Open-Access: This article is an open-access article that was selected by an in-house editor and fully peer-reviewed by external reviewers. It is distributed in accordance with the Creative Commons Attribution NonCommercial (CC BY-NC 4.0) license, which permits others to distribute, remix, adapt, build upon this work non-commercially, and license their derivative works on different terms, provided the original work is properly cited and the use is non-commercial. See: http://creativecommons.org/licenses/by-nc/4.0/
Corresponding author: Pauline M Anton, PhD, Associate Professor, Transformations and Agroressources (EA 7519), Institut Polytechnique UniLaSalle, Université d'Artois, 19 Rue Pierre Waguet, BP 30313, Beauvais 60026, France. pauline.anton@unilasalle.fr
Received: January 31, 2020
Peer-review started: January 31, 2020
First decision: May 1, 2020
Revised: May 12, 2020
Accepted: May 30, 2020
Article in press: May 30, 2020
Published online: June 21, 2020
Abstract

Early childhood growth and development is conditioned by the consecutive events belonging to perinatal programming. This critical window of life will be very sensitive to any event altering programming of the main body functions. Programming of gut function, which is starting right after conception, relates to a very well-established series of cellular and molecular events associating all types of cells present in this organ, including neurons, endocrine and immune cells. At birth, this machinery continues to settle with the establishment of extra connection between enteric and other systemic systems and is partially under the control of gut microbiota activity, itself being under the densification and the diversification of microorganisms’ population. As thus, any environmental factor interfering on this pre-established program may have a strong incidence on body functions. For all these reasons, pregnant women, fetuses and infants will be particularly susceptible to environmental factors and especially food contaminants. In this review, we will summarize the actual understanding of the consequences of repeated low-level exposure to major food contaminants on gut homeostasis settlement and on brain/gut axis communication considering the pivotal role played by the gut microbiota during the fetal and postnatal stages and the presumed consequences of these food toxicants on the individuals especially in relation with the risks of developing later in life non-communicable chronic diseases.

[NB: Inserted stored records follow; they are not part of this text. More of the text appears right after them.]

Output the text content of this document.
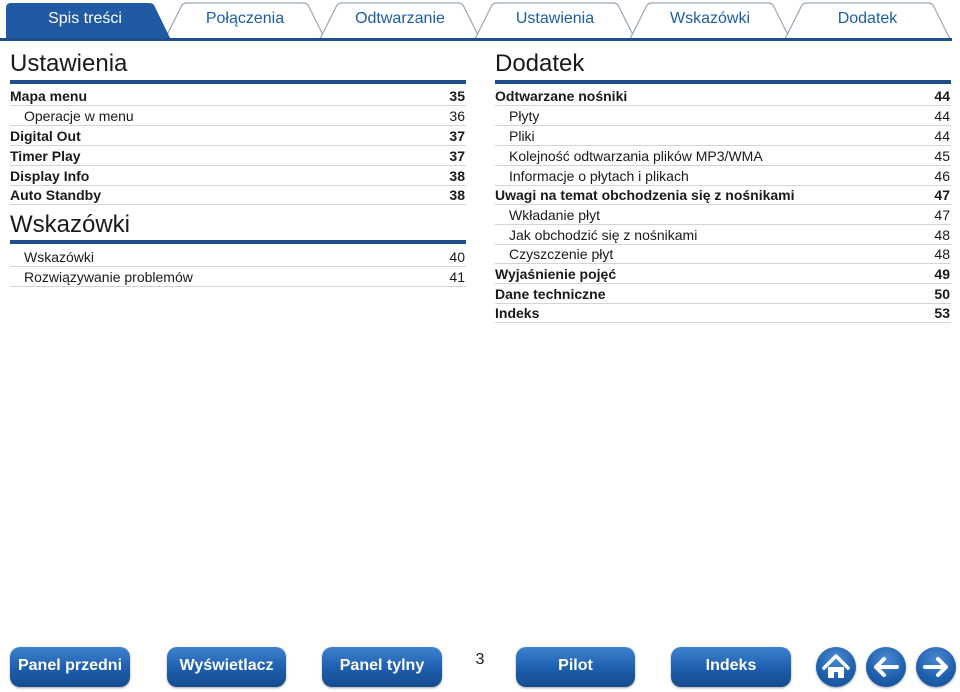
Spis treści	Połączenia	Odtwarzanie	Ustawienia	Wskazówki	Dodatek
Ustawienia
Mapa menu	35
Operacje w menu	36
Digital Out	37
Timer Play	37
Display Info	38
Auto Standby	38
Wskazówki
Wskazówki	40
Rozwiązywanie problemów	41
Dodatek
Odtwarzane nośniki	44
Płyty	44
Pliki	44
Kolejność odtwarzania plików MP3/WMA	45
Informacje o płytach i plikach	46
Uwagi na temat obchodzenia się z nośnikami	47
Wkładanie płyt	47
Jak obchodzić się z nośnikami	48
Czyszczenie płyt	48
Wyjaśnienie pojęć	49
Dane techniczne	50
Indeks	53
Panel przedni	Wyświetlacz	Panel tylny	3	Pilot	Indeks
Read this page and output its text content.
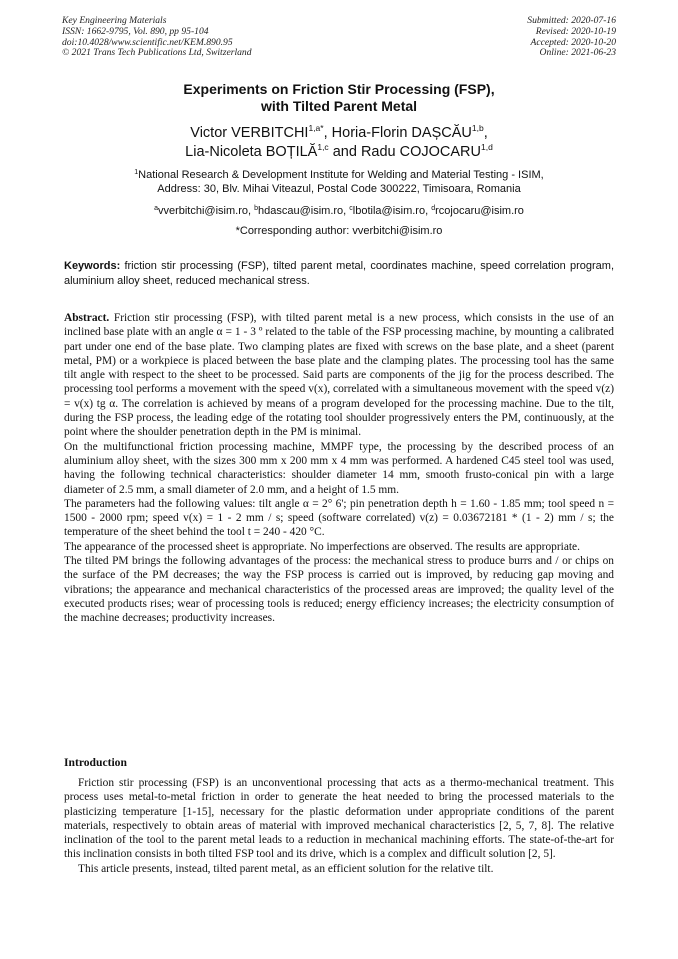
Key Engineering Materials
ISSN: 1662-9795, Vol. 890, pp 95-104
doi:10.4028/www.scientific.net/KEM.890.95
© 2021 Trans Tech Publications Ltd, Switzerland
Submitted: 2020-07-16
Revised: 2020-10-19
Accepted: 2020-10-20
Online: 2021-06-23
Experiments on Friction Stir Processing (FSP),
with Tilted Parent Metal
Victor $VERBITCHI^{1,a*}$, Horia-Florin DAȘCĂU$^{1,b}$,
Lia-Nicoleta BOȚILĂ$^{1,c}$ and Radu COJOCARU$^{1,d}$
$^1$National Research & Development Institute for Welding and Material Testing - ISIM,
Address: 30, Blv. Mihai Viteazul, Postal Code 300222, Timisoara, Romania
$^a$vverbitchi@isim.ro, $^b$hdascau@isim.ro, $^c$lbotila@isim.ro, $^d$rcojocaru@isim.ro
*Corresponding author: vverbitchi@isim.ro
Keywords: friction stir processing (FSP), tilted parent metal, coordinates machine, speed correlation program, aluminium alloy sheet, reduced mechanical stress.

Abstract. Friction stir processing (FSP), with tilted parent metal is a new process, which consists in the use of an inclined base plate with an angle α = 1 - 3 º related to the table of the FSP processing machine, by mounting a calibrated part under one end of the base plate. Two clamping plates are fixed with screws on the base plate, and a sheet (parent metal, PM) or a workpiece is placed between the base plate and the clamping plates. The processing tool has the same tilt angle with respect to the sheet to be processed. Said parts are components of the jig for the process described. The processing tool performs a movement with the speed v(x), correlated with a simultaneous movement with the speed v(z) = v(x) tg α. The correlation is achieved by means of a program developed for the processing machine. Due to the tilt, during the FSP process, the leading edge of the rotating tool shoulder progressively enters the PM, continuously, at the point where the shoulder penetration depth in the PM is minimal.

On the multifunctional friction processing machine, MMPF type, the processing by the described process of an aluminium alloy sheet, with the sizes 300 mm x 200 mm x 4 mm was performed. A hardened C45 steel tool was used, having the following technical characteristics: shoulder diameter 14 mm, smooth frusto-conical pin with a large diameter of 2.5 mm, a small diameter of 2.0 mm, and a height of 1.5 mm.

The parameters had the following values: tilt angle α = 2° 6'; pin penetration depth h = 1.60 - 1.85 mm; tool speed n = 1500 - 2000 rpm; speed v(x) = 1 - 2 mm / s; speed (software correlated) v(z) = 0.03672181 * (1 - 2) mm / s; the temperature of the sheet behind the tool t = 240 - 420 °C.

The appearance of the processed sheet is appropriate. No imperfections are observed. The results are appropriate.

The tilted PM brings the following advantages of the process: the mechanical stress to produce burrs and / or chips on the surface of the PM decreases; the way the FSP process is carried out is improved, by reducing gap moving and vibrations; the appearance and mechanical characteristics of the processed areas are improved; the quality level of the executed products rises; wear of processing tools is reduced; energy efficiency increases; the electricity consumption of the machine decreases; productivity increases.

Introduction

Friction stir processing (FSP) is an unconventional processing that acts as a thermo-mechanical treatment. This process uses metal-to-metal friction in order to generate the heat needed to bring the processed materials to the plasticizing temperature [1-15], necessary for the plastic deformation under appropriate conditions of the parent materials, respectively to obtain areas of material with improved mechanical characteristics [2, 5, 7, 8]. The relative inclination of the tool to the parent metal leads to a reduction in mechanical machining efforts. The state-of-the-art for this inclination consists in both tilted FSP tool and its drive, which is a complex and difficult solution [2, 5].

This article presents, instead, tilted parent metal, as an efficient solution for the relative tilt.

Keywords: Perinatal repeated low-level exposure, Gut homeostasis, Brain gut microbiota axis, Food contaminants, Non-communicable chronic diseases, Epigenetics

Core tip: Increase of non-communicable chronic disease in the world is now clearly associated to environmental factors exposure during life and more especially during fetal and postnatal life. This review outlines the actual understanding of the consequences, on pregnant women, babies and infants, of repeated exposure to low level food contaminants on the settlement and maturation of the gut with specific focus on gut homeostasis, brain gut axis exchanges and the pivotal role played by the microbiota. However, their exact mechanisms of action on health, and particularly the molecular ones including epigenetic regulations still need to be clarified.